Debt paid off this way: $60
Staying under Budget
The time-tested, old-fashioned way of paying off debt. I have a bit of disposable income each month that I use toward whatever – extra savings, nights out with friends, a new TV.
Until I pay my debt off though, a big chunk of this extra income has to go to that. So I took that and applied it to my debt, and passed up on that extra restaurant dinner and a couple cases of beer. Instead, I cooked at home and used the carbonator I got for xmas to make myself a healthier bubbly drink (bonus points for that I guess!).
Debt paid off this way: $500
A Financial Windfall
I was given a gift from family this month – a very generous gift. This is obviously not something that happens every day – it’s a windfall. But what do people often do with windfalls? They spend them.
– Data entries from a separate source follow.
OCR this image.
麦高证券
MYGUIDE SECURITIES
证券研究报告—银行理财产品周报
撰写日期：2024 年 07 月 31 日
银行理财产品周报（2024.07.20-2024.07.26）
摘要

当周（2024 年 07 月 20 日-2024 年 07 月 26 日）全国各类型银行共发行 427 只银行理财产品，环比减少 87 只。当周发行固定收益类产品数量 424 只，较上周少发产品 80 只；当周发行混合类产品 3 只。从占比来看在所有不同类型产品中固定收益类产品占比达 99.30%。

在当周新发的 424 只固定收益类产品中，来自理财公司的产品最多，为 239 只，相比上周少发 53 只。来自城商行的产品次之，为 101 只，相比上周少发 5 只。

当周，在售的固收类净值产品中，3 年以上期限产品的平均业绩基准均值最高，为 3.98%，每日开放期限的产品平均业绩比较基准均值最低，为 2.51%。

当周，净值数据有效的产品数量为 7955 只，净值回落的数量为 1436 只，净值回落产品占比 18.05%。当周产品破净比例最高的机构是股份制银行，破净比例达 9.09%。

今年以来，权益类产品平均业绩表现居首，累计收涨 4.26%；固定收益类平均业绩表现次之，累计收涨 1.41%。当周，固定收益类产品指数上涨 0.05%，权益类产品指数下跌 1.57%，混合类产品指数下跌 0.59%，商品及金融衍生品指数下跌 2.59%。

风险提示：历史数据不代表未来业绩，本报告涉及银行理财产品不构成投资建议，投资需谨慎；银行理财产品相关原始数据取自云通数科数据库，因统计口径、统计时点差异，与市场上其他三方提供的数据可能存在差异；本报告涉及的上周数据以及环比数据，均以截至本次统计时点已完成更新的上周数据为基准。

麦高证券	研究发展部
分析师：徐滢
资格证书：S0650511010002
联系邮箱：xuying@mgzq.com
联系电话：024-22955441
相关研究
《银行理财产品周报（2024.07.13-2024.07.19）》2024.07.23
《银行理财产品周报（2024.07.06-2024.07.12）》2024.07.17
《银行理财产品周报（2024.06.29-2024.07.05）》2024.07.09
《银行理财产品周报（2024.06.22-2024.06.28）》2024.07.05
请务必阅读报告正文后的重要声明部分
Don’t get me wrong, I get the logic – it’s money you never really had anyway – but that logic will kill you if you’re trying to get out of debt faster. So if you walk into a financial windfall, do your wallet a favour and use at least a big chunk of it to pay down your debt. Hey, we’ve got to have a little fun now and then too, right?
Debt paid off this way: $1,000
Interest added to my Debt
Now the crappy part – when you borrow, you almost never get the money for free (unless you’re borrowing from the bank of Mom and Dad, which I’m not). My line of credit comes with what’s called a variable interest rate, meaning that the interest I pay fluctuates depending on the Bank of Canada’s prime lending rate – that’s the rate that its very best customers are given when they borrow money.
Because the Bank of Canada recently raised its prime lending rate not once, but twice, I pay more in interest each month than I used to. All the more reason to pay this debt off as fast as possible. Who knows how much more they may raise the prime rate in the future?
Debt added on this way: $135
Wrapping it Up
This month was a good one for me in terms of paying down debt. Even though $135 of interest got added on to my debt, I paid off an extra $1,600 beyond that, without affecting my standard of living in any major way.
This is the thing I keep reminding myself. Yeah, $40,000 in debt is intimidating. It can feel like you’ll never get out from underneath it. But you can’t focus on the overall number. All you can do is focus on putting whatever you can each month toward making that number smaller.
And if you do that, it WILL get smaller. When it does, take a moment to celebrate that. Reward yourself (in an affordable way) for hitting some big milestones along the way. Progress has a way of building on itself, and it’s worthwhile to celebrate that.